AlphaFold lets researchers test thousands of potential protein modifications computationally before ever touching a plant. You can model how a tweaked enzyme would fold, whether it would stay stable at higher temperatures, whether it would still function. The blog post doesn't give specifics on how many variants they've tested, which is frustrating. I'd love to know the actual numbers here.
This is the part where I have to be honest: we don't know yet.
DeepMind's announcement is light on details about real-world testing. They're clearly still in early stages. Designing a better enzyme on a computer is one thing. Getting it to work inside a living plant, which then has to grow normally, reproduce, and produce edible food, that's a completely different challenge.
There's also the question of how you'd actually deploy this. Are we talking GMO crops? Gene-edited varieties? The regulatory pathways for those are wildly different depending on where you are in the world. The EU basically doesn't allow GMOs. The US is more permissive but still complicated. DeepMind's blog doesn't address any of this, which suggests they're focused on the science and leaving the implementation questions for later.
Tbh, that's probably the right call for now. But it means we're years away from seeing this in actual fields.
DeepMind also published a retrospective on AlphaFold's first five years, and the numbers are kind of staggering. Over 2 million researchers have used the AlphaFold Protein Structure Database. The tool has been cited in more than 25,000 scientific papers.
But here's what struck me: the applications are incredibly diverse. Drug discovery, obviously. But also understanding diseases, developing new materials, and now agricultural resilience. Google DeepMind frames this as a "global wave of biological discovery," which sounds like marketing speak but... might actually be accurate?
I think the crop engineering work is particularly notable because it's not about treating disease or making money (at least not directly). It's about food security. About making sure we can still grow rice and wheat and corn as the planet heats up. That feels different from a lot of AI applications I cover.
First, Rubisco isn't the only factor in crop heat tolerance. Plants also need to manage water loss, deal with heat stress in their cellular machinery, and handle changes in pest and disease pressure. A better Rubisco helps, but it's not a complete solution.

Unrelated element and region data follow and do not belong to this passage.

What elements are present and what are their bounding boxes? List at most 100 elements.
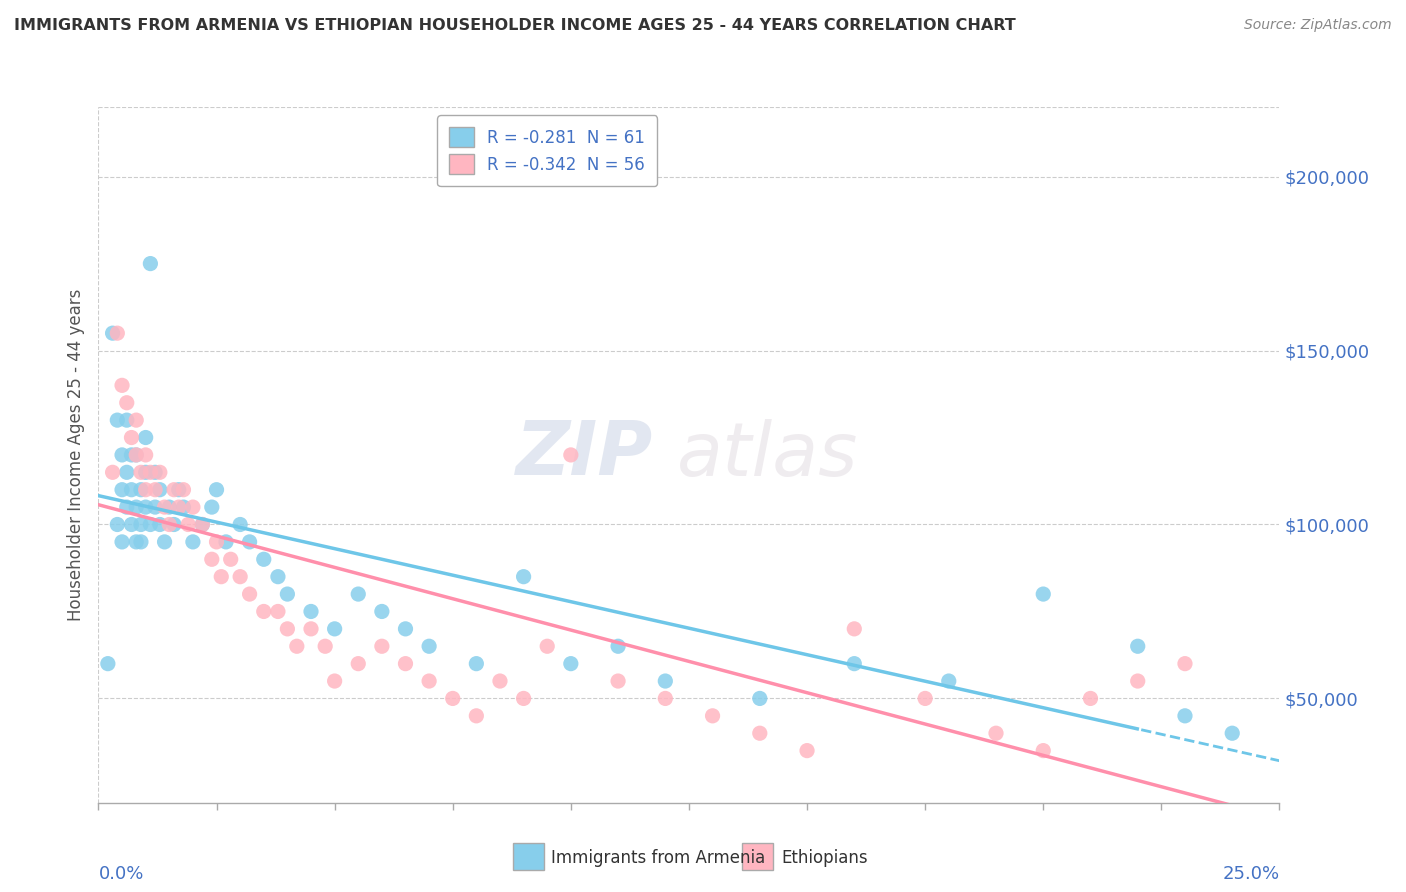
- Point: [135, 466, 157, 480]
- Point: [135, 483, 157, 497]
- Point: [125, 413, 148, 427]
- Point: [512, 570, 534, 584]
- Point: [323, 674, 346, 689]
- Legend: R = -0.281  N = 61, R = -0.342  N = 56: R = -0.281 N = 61, R = -0.342 N = 56: [437, 115, 657, 186]
- Point: [984, 726, 1007, 740]
- Point: [844, 622, 866, 636]
- Point: [111, 448, 134, 462]
- Point: [654, 691, 676, 706]
- Point: [607, 674, 630, 689]
- Point: [181, 534, 204, 549]
- Point: [938, 674, 960, 689]
- Point: [489, 674, 512, 689]
- Text: Immigrants from Armenia: Immigrants from Armenia: [551, 849, 765, 867]
- Point: [125, 534, 148, 549]
- Point: [267, 605, 290, 619]
- Point: [205, 483, 228, 497]
- Point: [135, 500, 157, 514]
- Point: [201, 552, 224, 566]
- Point: [347, 587, 370, 601]
- Point: [1220, 726, 1243, 740]
- Point: [418, 674, 440, 689]
- Point: [101, 466, 124, 480]
- Point: [702, 708, 724, 723]
- Point: [441, 691, 464, 706]
- Point: [172, 500, 194, 514]
- Point: [125, 448, 148, 462]
- Point: [253, 552, 276, 566]
- Point: [314, 639, 336, 653]
- Point: [125, 448, 148, 462]
- Point: [418, 639, 440, 653]
- Point: [1126, 639, 1149, 653]
- Point: [129, 466, 152, 480]
- Point: [157, 517, 180, 532]
- Point: [135, 448, 157, 462]
- Point: [229, 570, 252, 584]
- Point: [209, 570, 232, 584]
- Point: [115, 466, 138, 480]
- Text: Ethiopians: Ethiopians: [782, 849, 869, 867]
- Point: [512, 691, 534, 706]
- Point: [139, 466, 162, 480]
- Point: [1174, 708, 1197, 723]
- Point: [299, 622, 322, 636]
- Point: [177, 517, 200, 532]
- Point: [153, 500, 176, 514]
- Point: [115, 395, 138, 409]
- Point: [654, 674, 676, 689]
- Point: [239, 587, 262, 601]
- Point: [191, 517, 214, 532]
- Point: [1174, 657, 1197, 671]
- Text: ZIP: ZIP: [516, 418, 654, 491]
- Point: [167, 500, 190, 514]
- Point: [181, 500, 204, 514]
- Point: [115, 500, 138, 514]
- Point: [121, 448, 143, 462]
- Point: [285, 639, 308, 653]
- Point: [465, 657, 488, 671]
- Point: [239, 534, 262, 549]
- Point: [267, 570, 290, 584]
- Point: [201, 500, 224, 514]
- Point: [1126, 674, 1149, 689]
- Point: [219, 552, 242, 566]
- Point: [115, 413, 138, 427]
- Point: [607, 639, 630, 653]
- Point: [748, 691, 770, 706]
- Point: [371, 639, 394, 653]
- Point: [157, 500, 180, 514]
- Point: [143, 483, 166, 497]
- Point: [276, 587, 298, 601]
- Point: [560, 657, 582, 671]
- Point: [149, 483, 172, 497]
- Point: [215, 534, 238, 549]
- Point: [153, 534, 176, 549]
- Point: [111, 378, 134, 392]
- Point: [105, 517, 128, 532]
- Point: [129, 517, 152, 532]
- Point: [139, 517, 162, 532]
- Text: 0.0%: 0.0%: [98, 865, 143, 883]
- Point: [172, 483, 194, 497]
- Point: [1032, 587, 1054, 601]
- Text: atlas: atlas: [678, 419, 859, 491]
- Point: [323, 622, 346, 636]
- Point: [143, 500, 166, 514]
- Point: [121, 517, 143, 532]
- Point: [129, 483, 152, 497]
- Point: [121, 483, 143, 497]
- Point: [299, 605, 322, 619]
- Point: [121, 430, 143, 444]
- Text: Source: ZipAtlas.com: Source: ZipAtlas.com: [1244, 18, 1392, 32]
- Point: [125, 500, 148, 514]
- Point: [139, 256, 162, 270]
- Text: 25.0%: 25.0%: [1222, 865, 1279, 883]
- Point: [135, 430, 157, 444]
- Point: [163, 483, 186, 497]
- Point: [276, 622, 298, 636]
- Point: [347, 657, 370, 671]
- Point: [105, 326, 128, 340]
- Point: [143, 466, 166, 480]
- Point: [97, 657, 120, 671]
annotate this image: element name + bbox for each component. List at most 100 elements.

Second, I couldn't find details on which specific crops DeepMind is targeting. Rice? Wheat? Corn? Each has different Rubisco variants and different agricultural contexts. The approach that works for one might not work for another.
Third (and this is something I should probably understand better), there's the question of how you get a redesigned enzyme into a crop variety that farmers actually want to grow. You can't just swap out Rubisco and call it done. You need to integrate it into existing breeding programs, test it across different growing conditions, make sure it doesn't break anything else.

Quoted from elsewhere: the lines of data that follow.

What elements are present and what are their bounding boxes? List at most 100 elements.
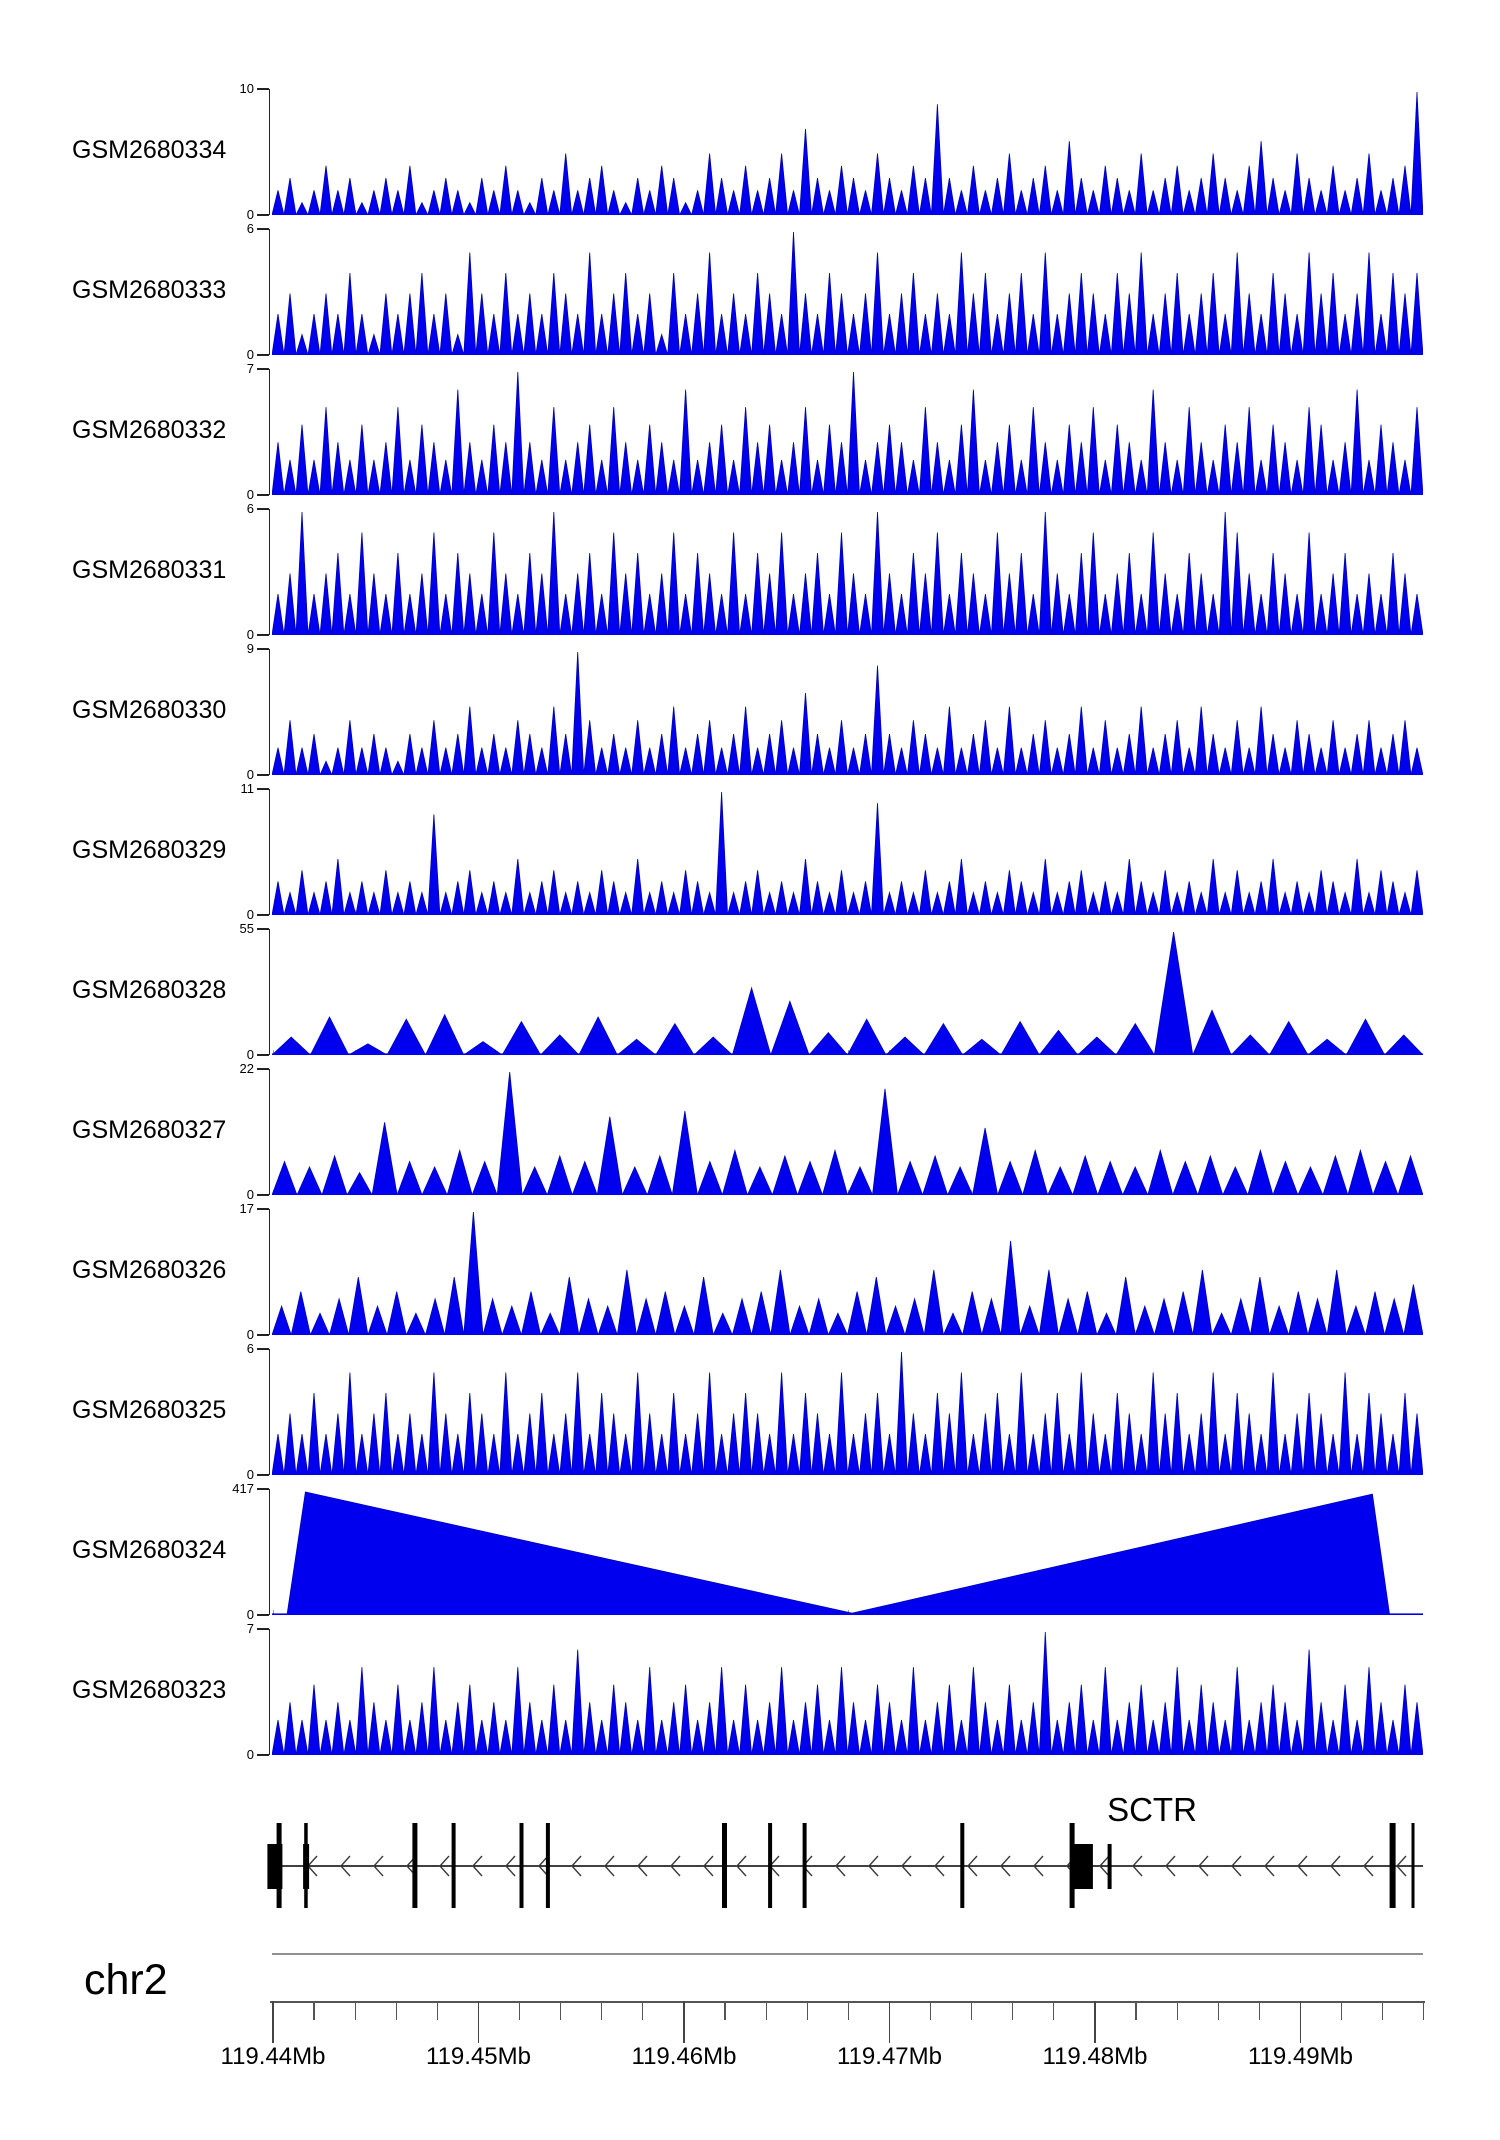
coverage-baseline xyxy=(272,1753,1423,1755)
ruler-axis-line xyxy=(270,2001,1425,2003)
track-label: GSM2680331 xyxy=(72,556,227,584)
y-axis-top-tick xyxy=(257,1068,269,1070)
exon-rect xyxy=(519,1823,524,1908)
track-label: GSM2680333 xyxy=(72,276,227,304)
strand-arrow-left-icon xyxy=(901,1855,912,1877)
coverage-plot-svg xyxy=(272,1211,1423,1335)
strand-arrow-left-icon xyxy=(736,1855,747,1877)
track-label: GSM2680326 xyxy=(72,1256,227,1284)
ruler-minor-tick xyxy=(971,2001,973,2020)
exon-rect xyxy=(451,1823,456,1908)
y-axis-bottom-tick xyxy=(257,1194,269,1196)
coverage-baseline xyxy=(272,1613,1423,1615)
y-axis-bottom-tick xyxy=(257,914,269,916)
ruler-minor-tick xyxy=(929,2001,932,2020)
coverage-polygon xyxy=(272,1071,1423,1195)
y-axis-max-label: 55 xyxy=(239,921,254,936)
y-axis-max-label: 11 xyxy=(240,781,255,796)
exon-rect xyxy=(768,1823,773,1908)
strand-arrow-left-icon xyxy=(967,1855,978,1877)
y-axis-max-label: 6 xyxy=(246,221,254,236)
track-label: GSM2680334 xyxy=(72,136,227,164)
ruler-minor-tick xyxy=(1176,2001,1178,2020)
y-axis-bottom-tick xyxy=(257,494,269,496)
y-axis-line xyxy=(268,1629,270,1755)
strand-arrow-left-icon xyxy=(1000,1855,1011,1877)
ruler-minor-tick xyxy=(1258,2001,1260,2020)
track-label: GSM2680332 xyxy=(72,416,227,444)
strand-arrow-left-icon xyxy=(472,1855,483,1877)
exon-rect xyxy=(960,1823,965,1908)
coverage-polygon xyxy=(272,231,1423,355)
y-axis-bottom-tick xyxy=(257,214,269,216)
y-axis-bottom-tick xyxy=(257,1334,269,1336)
ruler-major-tick xyxy=(272,2001,274,2043)
coverage-polygon xyxy=(272,651,1423,775)
coverage-baseline xyxy=(272,633,1423,635)
y-axis-max-label: 6 xyxy=(246,1341,254,1356)
ruler-tick-label: 119.45Mb xyxy=(426,2043,531,2070)
strand-arrow-left-icon xyxy=(340,1855,351,1877)
track-label: GSM2680329 xyxy=(72,836,227,864)
ruler-minor-tick xyxy=(313,2001,315,2020)
chromosome-label: chr2 xyxy=(84,1956,168,2004)
y-axis-zero-label: 0 xyxy=(246,1607,254,1622)
y-axis-top-tick xyxy=(257,368,269,370)
strand-arrow-left-icon xyxy=(934,1855,945,1877)
y-axis-line xyxy=(268,929,270,1055)
y-axis-max-label: 7 xyxy=(246,1621,254,1636)
ruler-minor-tick xyxy=(560,2001,562,2020)
ruler-minor-tick xyxy=(601,2001,603,2020)
coverage-plot-svg xyxy=(272,511,1423,635)
y-axis-zero-label: 0 xyxy=(246,207,254,222)
ruler-minor-tick xyxy=(1382,2001,1384,2020)
y-axis-line xyxy=(268,229,270,355)
y-axis-zero-label: 0 xyxy=(246,1747,254,1762)
y-axis-bottom-tick xyxy=(257,1754,269,1756)
strand-arrow-left-icon xyxy=(538,1855,549,1877)
y-axis-top-tick xyxy=(257,508,269,510)
track-label: GSM2680324 xyxy=(72,1536,227,1564)
ruler-separator-line xyxy=(272,1953,1423,1955)
ruler-tick-label: 119.44Mb xyxy=(220,2043,326,2070)
y-axis-line xyxy=(268,1069,270,1195)
strand-arrow-left-icon xyxy=(703,1855,714,1877)
y-axis-line xyxy=(268,789,270,915)
ruler-major-tick xyxy=(477,2001,480,2043)
y-axis-max-label: 417 xyxy=(232,1481,254,1496)
coverage-plot-svg xyxy=(272,371,1423,495)
y-axis-top-tick xyxy=(257,1488,269,1490)
coverage-polygon xyxy=(286,1491,1391,1615)
coverage-baseline xyxy=(272,773,1423,775)
coverage-baseline xyxy=(272,913,1423,915)
coverage-baseline xyxy=(272,353,1423,355)
y-axis-line xyxy=(268,649,270,775)
ruler-major-tick xyxy=(683,2001,685,2043)
y-axis-zero-label: 0 xyxy=(246,1047,254,1062)
exon-rect xyxy=(1389,1823,1396,1908)
strand-arrow-left-icon xyxy=(571,1855,582,1877)
y-axis-zero-label: 0 xyxy=(246,907,254,922)
y-axis-max-label: 9 xyxy=(246,641,254,656)
track-label: GSM2680330 xyxy=(72,696,227,724)
y-axis-zero-label: 0 xyxy=(246,1327,254,1342)
track-label: GSM2680328 xyxy=(72,976,227,1004)
strand-arrow-left-icon xyxy=(1330,1855,1341,1877)
ruler-minor-tick xyxy=(1012,2001,1014,2020)
exon-rect xyxy=(276,1823,282,1908)
exon-rect xyxy=(304,1823,308,1908)
y-axis-bottom-tick xyxy=(257,1614,269,1616)
y-axis-zero-label: 0 xyxy=(246,767,254,782)
gene-model-svg xyxy=(267,1823,1423,1908)
y-axis-bottom-tick xyxy=(257,354,269,356)
y-axis-bottom-tick xyxy=(257,634,269,636)
y-axis-line xyxy=(268,1349,270,1475)
ruler-minor-tick xyxy=(1340,2001,1343,2020)
exon-rect xyxy=(545,1823,550,1908)
strand-arrow-left-icon xyxy=(1033,1855,1044,1877)
y-axis-top-tick xyxy=(257,228,269,230)
ruler-minor-tick xyxy=(724,2001,726,2020)
y-axis-top-tick xyxy=(257,648,269,650)
gene-name-label: SCTR xyxy=(1107,1791,1197,1828)
ruler-minor-tick xyxy=(1053,2001,1055,2020)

The timeline for all this is probably measured in decades, not years. Climate change isn't waiting around.
The science here is genuinely impressive. Using computational protein design to address one of agriculture's fundamental bottlenecks is exactly the kind of application that justifies all the hype around AI in biology. And DeepMind has the resources and the track record to actually push this forward.
But I've seen enough promising agricultural research fizzle out to know that the path from lab to field is long and full of surprises. Regulatory hurdles, farmer adoption, unintended consequences, economic viability. All of these can kill a technology that works perfectly in controlled conditions.
What I find genuinely hopeful is that someone with DeepMind's capabilities is working on this at all. Food security isn't as sexy as drug discovery or AI assistants. It doesn't generate the same headlines. But it might matter more.
You might be wondering if this is the kind of thing that could actually scale in time to help. Honestly, I don't know. But five years ago, we didn't have AlphaFold at all. Now we're using it to redesign photosynthesis. That's not nothing.